ArchivalGossip expands our understanding of gossip as a creative social tool, rather than a mere personal indulgence. More importantly, we see through the materials gathered in this archive how gossip has shaped U.S. culture and women’s role within it from the 19th century onward. Although the archival materials are for a primary audience of scholars in this area, the blog that accompanies the collection has potential for engaging audiences outside academia by distilling, for example, the “Euphemism Challenge: A (growing) list of the best, worst, and—quite frankly —weirdest descriptions of Cushman’s relationships (with friends as well as lovers).” The most recent post on this blog is from November 2019, and more frequent updating would foster more regular engagement. For historians and scholars of women’s and queer culture, especially, the archive offers a valuable and interactive digital resource for exploring questions of agency, queer encoding, public intimacy, and cultural knowledge production. 

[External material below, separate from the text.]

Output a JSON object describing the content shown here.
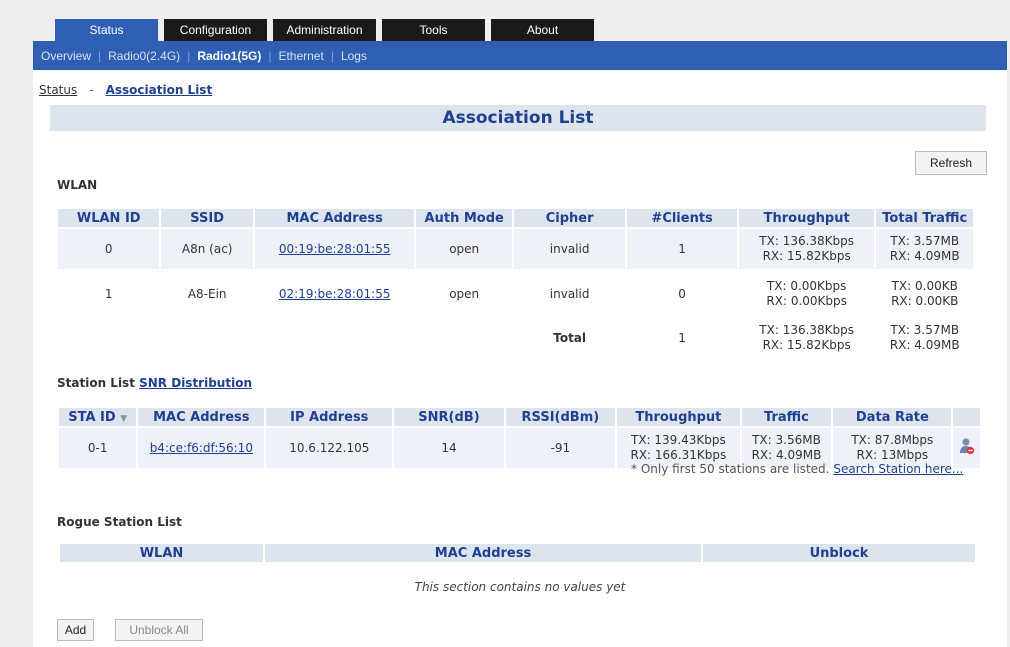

Editorial Note: The directors of Archival Gossip provide the following additional information on the project.

Recent blog posts, including a conference report, an analysis of gossip in Ladies' Home Journal, and a series of comments on "Working on Intimate Knowledge with Archival Documents" are accessible here; a second collection, “Gossip Columns and Columnists,” with the exhibit “Gossip in Print” was been added to the database in 2021.